Nintendo ukarze Australię?

Australijscy gracze mają masę problemów. Jeśli jesteś mieszkańcem tego jakże odległego kontynentu, co chwilę musisz się bać, czy ktoś z rządzących nie postanowi zablokować premiery jakiejś świeżej produkcji z bliżej nieokreślonych powodów.

@ 10.02.2010, 07:40
Mateusz "Tru" Prawda
wii, inne


Australijscy gracze mają masę problemów. Jeśli jesteś mieszkańcem tego jakże odległego kontynentu, co chwilę musisz się bać, czy ktoś z rządzących nie postanowi zablokować premiery jakiejś świeżej produkcji z bliżej nieokreślonych powodów. Nawet jeśli masz zamiar kupić grę nieociekającą przemocą i tak musisz liczyć się z tym, że jej nie dostaniesz. Kłody pod nogi rzuca graczom z Kraju Kangurów samo Nintendo.

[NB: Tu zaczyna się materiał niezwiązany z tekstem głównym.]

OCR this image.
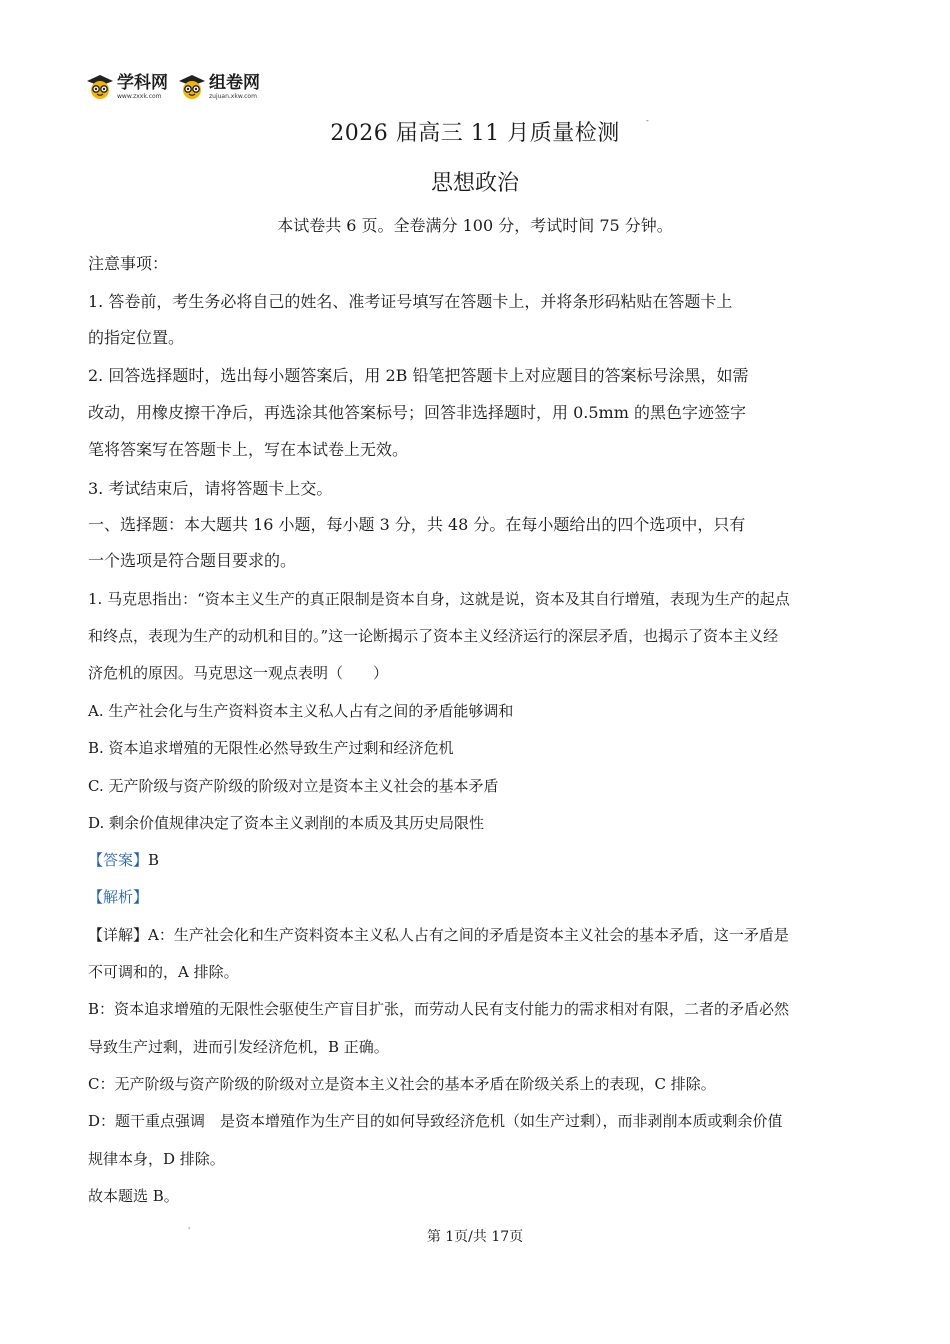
学科网
www.zxxk.com
组卷网
zujuan.xkw.com
2026 届高三 11 月质量检测
-
思想政治
本试卷共 6 页。全卷满分 100 分，考试时间 75 分钟。
注意事项：
1. 答卷前，考生务必将自己的姓名、准考证号填写在答题卡上，并将条形码粘贴在答题卡上
的指定位置。
2. 回答选择题时，选出每小题答案后，用 2B 铅笔把答题卡上对应题目的答案标号涂黑，如需
改动，用橡皮擦干净后，再选涂其他答案标号；回答非选择题时，用 0.5mm 的黑色字迹签字
笔将答案写在答题卡上，写在本试卷上无效。
3. 考试结束后，请将答题卡上交。
一、选择题：本大题共 16 小题，每小题 3 分，共 48 分。在每小题给出的四个选项中，只有
一个选项是符合题目要求的。
1. 马克思指出：“资本主义生产的真正限制是资本自身，这就是说，资本及其自行增殖，表现为生产的起点
和终点，表现为生产的动机和目的。”这一论断揭示了资本主义经济运行的深层矛盾，也揭示了资本主义经
济危机的原因。马克思这一观点表明（　　）
A. 生产社会化与生产资料资本主义私人占有之间的矛盾能够调和
B. 资本追求增殖的无限性必然导致生产过剩和经济危机
C. 无产阶级与资产阶级的阶级对立是资本主义社会的基本矛盾
D. 剩余价值规律决定了资本主义剥削的本质及其历史局限性
【答案】B
【解析】
【详解】A：生产社会化和生产资料资本主义私人占有之间的矛盾是资本主义社会的基本矛盾，这一矛盾是
不可调和的，A 排除。
B：资本追求增殖的无限性会驱使生产盲目扩张，而劳动人民有支付能力的需求相对有限，二者的矛盾必然
导致生产过剩，进而引发经济危机，B 正确。
C：无产阶级与资产阶级的阶级对立是资本主义社会的基本矛盾在阶级关系上的表现，C 排除。
D：题干重点强调　是资本增殖作为生产目的如何导致经济危机（如生产过剩），而非剥削本质或剩余价值
规律本身，D 排除。
故本题选 B。
'	第 1页/共 17页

Gry na DS i Wii pojawiają się tam z dużym opóźnieniem w stosunku do anglojęzycznych sąsiadów - Stanów Zjednoczonych. I wygląda na to, że ta sytuacja się nie zmieni. Po tym, jak australijskiemu piratowi udało się zripować i umieścić w sieci New Super Mario Bros. Wii japoński koncern pogroził palcem i wystosował oświadczenie:

"Ten incydent może mieć wpływ na przyszłe australijskie premiery, co jest dla nas rozczarowujące."

Plan jest prosty: ukarzmy cały kraj z powodu jednego pirata. Trzeba dodać, że najnowsze przygody hydraulika były jedną z tych gier, które ukazały się w Australii na czas. Ile w tym postanowieniu racji firmy, a ile głupiego tłumaczenia i robienia wymówek, oceńcie sami.

Dodaj Odpowiedź
Komentarze (15 najnowszych):
0 kudososkarsom   @   10:25, 10.02.2010
Jakby Sony, MS, EA i reszta mieli tak robić to w datę premiery grę wydali by tylko na Grenlandii i Antarktydzie, a reszta świata musiała by jeszcze sobie rok za piractwo poczekać.